Sunday, September 27, 2015
Fifth Grade drew various intersecting wavy lines to divide the space of a piece of paper. In those spaces, they used oil pastels to create warm and cool color tie-dye patterns to practice blending techniques.
Third Grade drew hot air balloons and added various lines as details. To color in their designs, they chose one color from the color wheel and filled in the space created between every other line. They then had to use the color wheel as a graphic organizer to figure out what their chosen color's complimentary color would be and color in the rest of the space. For the background, they colored the clouds with white crayon and then painted over them to create a crayon resist.
Second Grade practiced using a ruler as a tool for measurement when drawing. Each student had to draw a rocket ship that was five inches long. They then added various lines to be the flames. The students colored the rocket ship with crayons and then painted the lines in color wheel order.
The First Graders recently drew self portraits with crazy hair to practice drawing various lines, after drawing their portraits and coloring their faces with crayons, they painted their hair in color wheel order with liquid water colors.
The Kindergarten students practiced making various lines in pencil and then traced them in permanent marker. The following week, the used liquid water colors to paint their art in color wheel order.
Sunday, October 19, 2014
With the aid of rulers, second grade drew a top view of umbrellas divided into six sections. They colored each section in order of the color wheel. They then drew basic geometric shapes under the umbrella to form a raincoat and boots.

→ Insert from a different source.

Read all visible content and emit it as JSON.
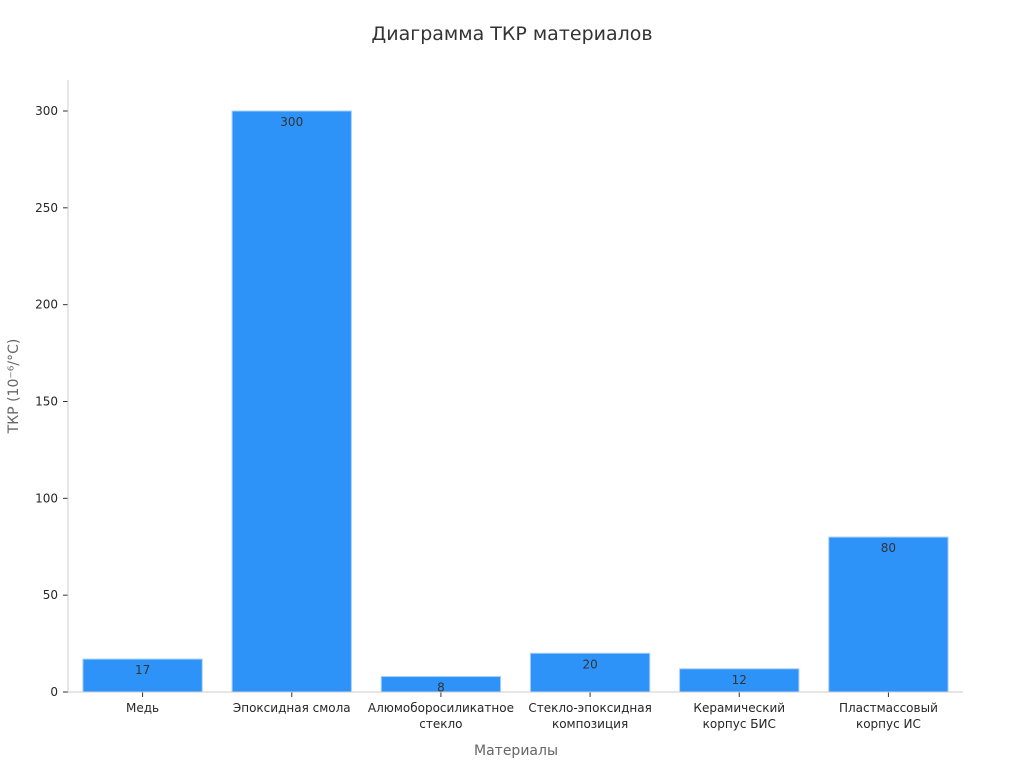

They also drew organic shapes of raindrops and a puddle.
First Grade read A Rainbow of Friends by P.K. Hallinan as a connection to creating our class Social Contract and as an introduction to the color wheel, primary colors, and secondary colors. Each student used various shaped foam stamps to paint shapes in color wheel order. The next week, once the paint was dry, they used multicultural markers to add heads, arms, and legs to the shapes. They then added basic facial features, hair, and shoes to match the shapes.
Kindergarten read Mouse Paint by Ellen Stoll Walsh to learn about primary colors and the secondary colors created by mixing those colors. After reading the book, the students used mouse shaped tracers to draw six mice in a circular shape. They then traced the mice in black markers. They then added eyes and tails with spiral lines. Next the students painted in each mouse in color wheel order with liquid water colors.